Bike advocates are very positive on the program expansion.
Chris Cassidy, communications director for the San Francisco Bicycle Coalition, an advocacy group, said in an email, that this phase of bike share's expansion "looks great."
"The challenge," he added, "will be to ensure that they are building our city's first new transportation system in 40 years in a manner such that it reaches and serves all San Franciscans - not just those already well-served by existing alternatives."
Cassidy said, "It's important that people aren't excluded from bike share by not having station in their neighborhoods, by being unable to afford the fees, or by not having a credit card, which may be necessary for a membership. We're eager to see Bay Area Bike Share take these challenges head on, and develop a system that gives people access to this important new transportation alternative no matter where they live or how much money they make."
While bike owners in San Francisco have been plagued with an increasing number of thefts, the bike share program apparently does not.
"Only a very small number of bikes go missing and never return," said Dani Simons, director of communications and external affairs for Motivate. "This is due to the fact that in order to ride the bikes you must join the program, and we have credit card information for everyone who joins. If the bike is kept out longer than 24 hours we can communicate with the riders to remind them to return the bike, and if it is not returned we can charge for a lost or stolen bike. We find this is a powerful incentive to bring bikes back into the system."
Since the program began in the Bay Area, there have been seven accidents with bike share equipment, Simons said. "Bay Area Bike Share bikes are extremely stable and sturdy. They are routinely maintained by professional mechanics to check safety features such as always-on lights, reflectors, chain guards, and bells," according to their website.
Community activists have suggestions about the program implementation.

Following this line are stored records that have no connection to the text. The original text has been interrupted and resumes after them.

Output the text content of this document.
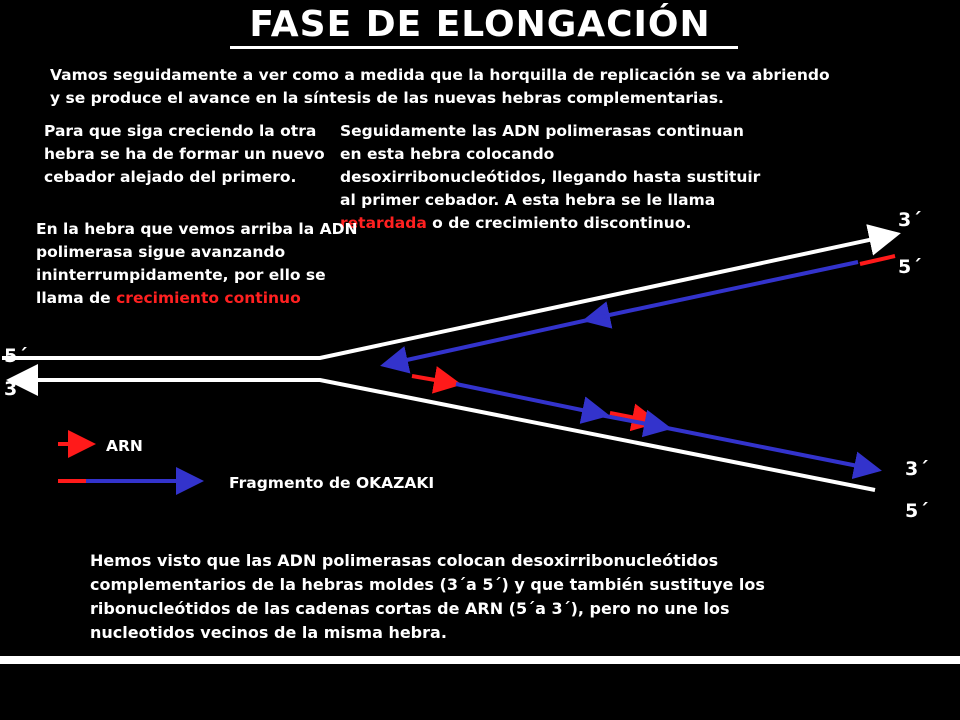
FASE DE ELONGACIÓN
Vamos seguidamente a ver como a medida que la horquilla de replicación se va abriendo y se produce el avance en la síntesis de las nuevas hebras complementarias.
Para que siga creciendo la otra hebra se ha de formar un nuevo cebador alejado del primero.
Seguidamente las ADN polimerasas continuan en esta hebra colocando desoxirribonucleótidos, llegando hasta sustituir al primer cebador. A esta hebra se le llama retardada o de crecimiento discontinuo.
En la hebra que vemos arriba la ADN polimerasa sigue avanzando ininterrumpidamente, por ello se llama de crecimiento continuo
5´
3´
3´
5´
3´
5´
ARN
Fragmento de OKAZAKI
Hemos visto que las ADN polimerasas colocan desoxirribonucleótidos complementarios de la hebras moldes (3´a 5´) y que también sustituye los ribonucleótidos de las cadenas cortas de ARN (5´a 3´), pero no une los nucleotidos vecinos de la misma hebra.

Longtime Duboce Triangle resident Mark Scheuer, secretary of the Duboce Triangle Neighborhood Association and a past president of the Friends of Duboce Park, told the B.A.R. that two proposed locations in the neighborhood - one at Steiner near Duboce and the other at Sanchez and Market - each have heavy traffic and "would not be the best choice" for bike stations. The former would work better around the corner on Duboce Avenue and the latter, on the sidewalk or in the parking lot of Chase Bank, he said.
Scheuer said in several meetings with bike share officials, DTNA members offered these suggestions, which, he said, "seemed to be received well."
But when the new bike share map proposals were issued, neither of their suggestions was incorporated, Scheuer said.
"It does make me wonder if they were really listening," he said.
Scheuer said some residents will "undoubtedly complain that the bike stations have taken up parking spaces."
According to the bike share program website, the "on-street stations typically 'repurpose' two parallel parking spaces, though we are exploring technologies that would allow for shorter stations in residential neighborhoods."
Ten of the 12 stations proposed for the Castro and Duboce Triangle are on-street stations.
Castro resident Rob Roberts, in an email to the B.A.R. , said he has been a bike share member for almost two years and was "pleased" to learn of their expansion.
Roberts wonders, however, if the proposed Castro stations, "which are at much higher elevations than the majority of bike stands" will have a regular supply of bikes if people will tend to ride them down hill and return them to other stations.
Roberts, referring to nudists who have gathered in the plaza, also asked about other reactions "when photo-shoots emerge of the Castro's finest taking their clothes off and sitting on the bikes in Jane Warner?"